While boosting confidence in the country as an investment destination, the move could also be a cause of concern for investors, with an influx in the number of hotels bringing with it the possibility of reduced rates as hoteliers jostle for clients.

According to data from the Ministry of Tourism, about 15 high end hotels have opened since 2013, with about half of these opening in 2016. Of the hotels that have set up since 2013, most of them are in Nairobi and have added 1,700 new rooms in to the market. In 2013, the country had hotel room capacity of about 1,500.

Another 17 hotels have confirmed plans to set up Nairobi between 2017 and 2020, and would add another 2,000 rooms in the market. Thus by 2020, the country expects to have an additional 3,700 rooms, or as hotel industry players would put it, more than 7,000 new beds assuming that the rooms are at the least doubles.

The rise in the number of rooms is despite hotel occupancy remaining relatively low and posting marginal growth over the years. According to the Economic Survey 217, hotel occupancy rates were at 30 per cent in 2016, a slight increase from 29.1 per cent in 2015.

A recent PKF report warns of a possible situation where hotels might start experiencing low returns, even losses due to high competition as more hotels open.

Increased competition

Tourism Cabinet Secretary Najib Balala said the increase in investments in the hotel industry came about after the Government offered incentives in a bid to shore up the number of hotels.

“Our thinking then was that if there is no incentive, there will no investments. We have seen a growth in investments and today we have about 7,000 new beds in Nairobi alone. This is in addition to other refurbishments that were done outside Nairobi,” Balala said.

Most of the hotels are branded by international hotel chains, which Balala said have entered into management agreements with local investors.

“Almost all these buildings are owned by Kenyans. What is coming in from the foreign investors is the brand.

“This puts the local hotels in the network of hundreds of hotels from around the world and potentially gives you more business because if you are travelling, you are likely to use a hotel whose brand you are familiar with,” he added.

The CS does not foresee a situation where increased competition could lead to low returns. He noted that Kenya is coming from a situation where hotel beds were not adequate.

He noted that the Government is looking at ways to grow the numbers so that hoteliers do not resort to undercutting each other in order to win business.

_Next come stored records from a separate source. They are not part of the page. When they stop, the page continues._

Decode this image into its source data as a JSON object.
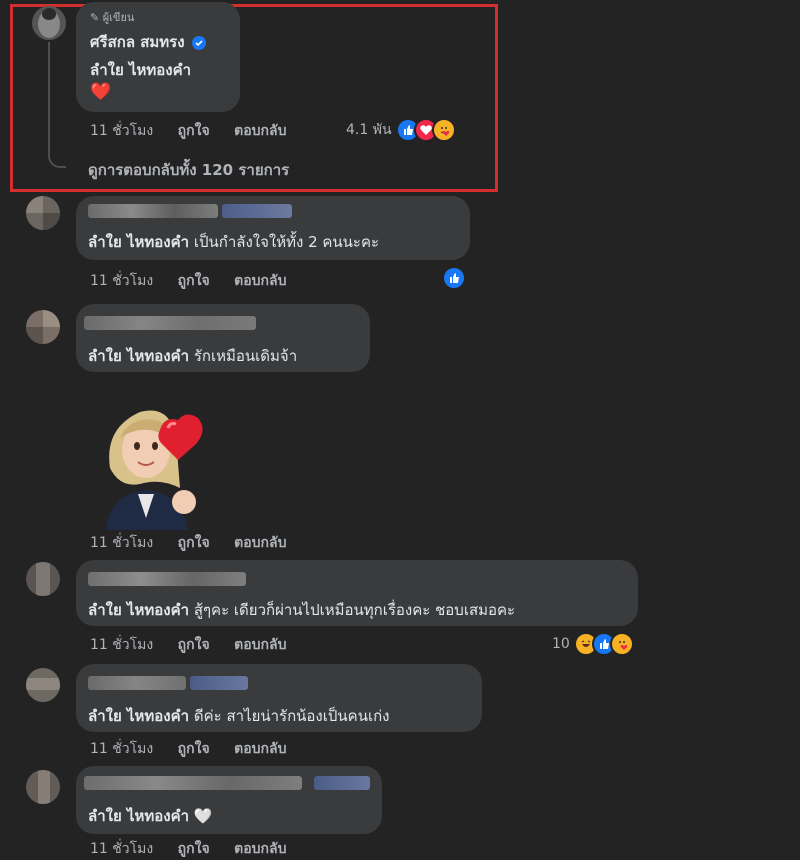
{
  "author_comment": {
    "author_badge": "ผู้เขียน",
    "name": "ศรีสกล สมทรง",
    "text": "ลำใย ไหทองคำ",
    "emoji": "❤️",
    "time": "11 ชั่วโมง",
    "like": "ถูกใจ",
    "reply": "ตอบกลับ",
    "reaction_count": "4.1 พัน",
    "view_replies": "ดูการตอบกลับทั้ง 120 รายการ"
  },
  "highlight_color": "#d32f2f",
  "comments": [
    {
      "mention": "ลำใย ไหทองคำ",
      "text": "เป็นกำลังใจให้ทั้ง 2 คนนะคะ",
      "time": "11 ชั่วโมง",
      "like": "ถูกใจ",
      "reply": "ตอบกลับ"
    },
    {
      "mention": "ลำใย ไหทองคำ",
      "text": "รักเหมือนเดิมจ้า",
      "time": "11 ชั่วโมง",
      "like": "ถูกใจ",
      "reply": "ตอบกลับ"
    },
    {
      "mention": "ลำใย ไหทองคำ",
      "text": "สู้ๆคะ เดียวก็ผ่านไปเหมือนทุกเรื่องคะ ชอบเสมอคะ",
      "time": "11 ชั่วโมง",
      "like": "ถูกใจ",
      "reply": "ตอบกลับ",
      "reaction_count": "10"
    },
    {
      "mention": "ลำใย ไหทองคำ",
      "text": "ดีค่ะ สาไยน่ารักน้องเป็นคนเก่ง",
      "time": "11 ชั่วโมง",
      "like": "ถูกใจ",
      "reply": "ตอบกลับ"
    },
    {
      "mention": "ลำใย ไหทองคำ",
      "text": "🤍",
      "time": "11 ชั่วโมง",
      "like": "ถูกใจ",
      "reply": "ตอบกลับ"
    }
  ],
  "sticker_meta": {
    "time": "11 ชั่วโมง",
    "like": "ถูกใจ",
    "reply": "ตอบกลับ"
  },
  "icons": [
    "pencil-icon",
    "verified-badge-icon",
    "like-reaction-icon",
    "love-reaction-icon",
    "care-reaction-icon",
    "haha-reaction-icon"
  ]
}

Government efforts include the formation of the Kenya National Convention and Exhibition Bureau (KeNCEB), which will be tasked with marketing the country as a business and conference tourism destination.

“At the moment, the capacity is okay... we do not foresee any problems with extra accommodation now and over the next three years.

“After that, we might see a good amount of competition and we are evaluating ways to make sure that hoteliers do not burn their fingers because of low yields. This will include investing in marketing and pitching for big events,” he said.

According Lilian Gaitho, Head of Communications at Jumia Travel, the online travel agency, other than expected growth in tourism, the surge in investments has been due to the ideal position Kenya has as a regional hub as well as a ‘gateway’ to the region. Other factors include high quality human resource and increased awareness of Brand Kenya internationally.

“The country is viewed as an entry point for new investors looking into the region’s feasibility for businesses, and secondly because Kenya has a remarkable history in serving as a favourable host to regional headquarters for different investors.

Conferencing facilities

“This has bolstered business travel in the country and created a need for developers to cater for this new class of travellers,” she said. She added that the increased investments could result in hoteliers seeing their returns dwindle.

“Tourism is a seasonal business; where we have high, shoulder and off peak seasons. They all demand different approaches to stay afloat throughout the year... some operators will intentionally go below the general market price in order to attract customers during lean times.” Gaitho added.

“Hotels facing this (glut) and low demand can weigh other options such as building on their ancillary services and opening them up to non-residents. This may include on-site restaurants, gym and fitness facilities, conferencing facilities and travel packages.”

It costs between Sh3 billion and Sh5 billion to put up a quality hotel that can get a rating of three and five stars.

This would mean that Kenya will see investments of about Sh150 billion in the seven years between 2013 and 2020.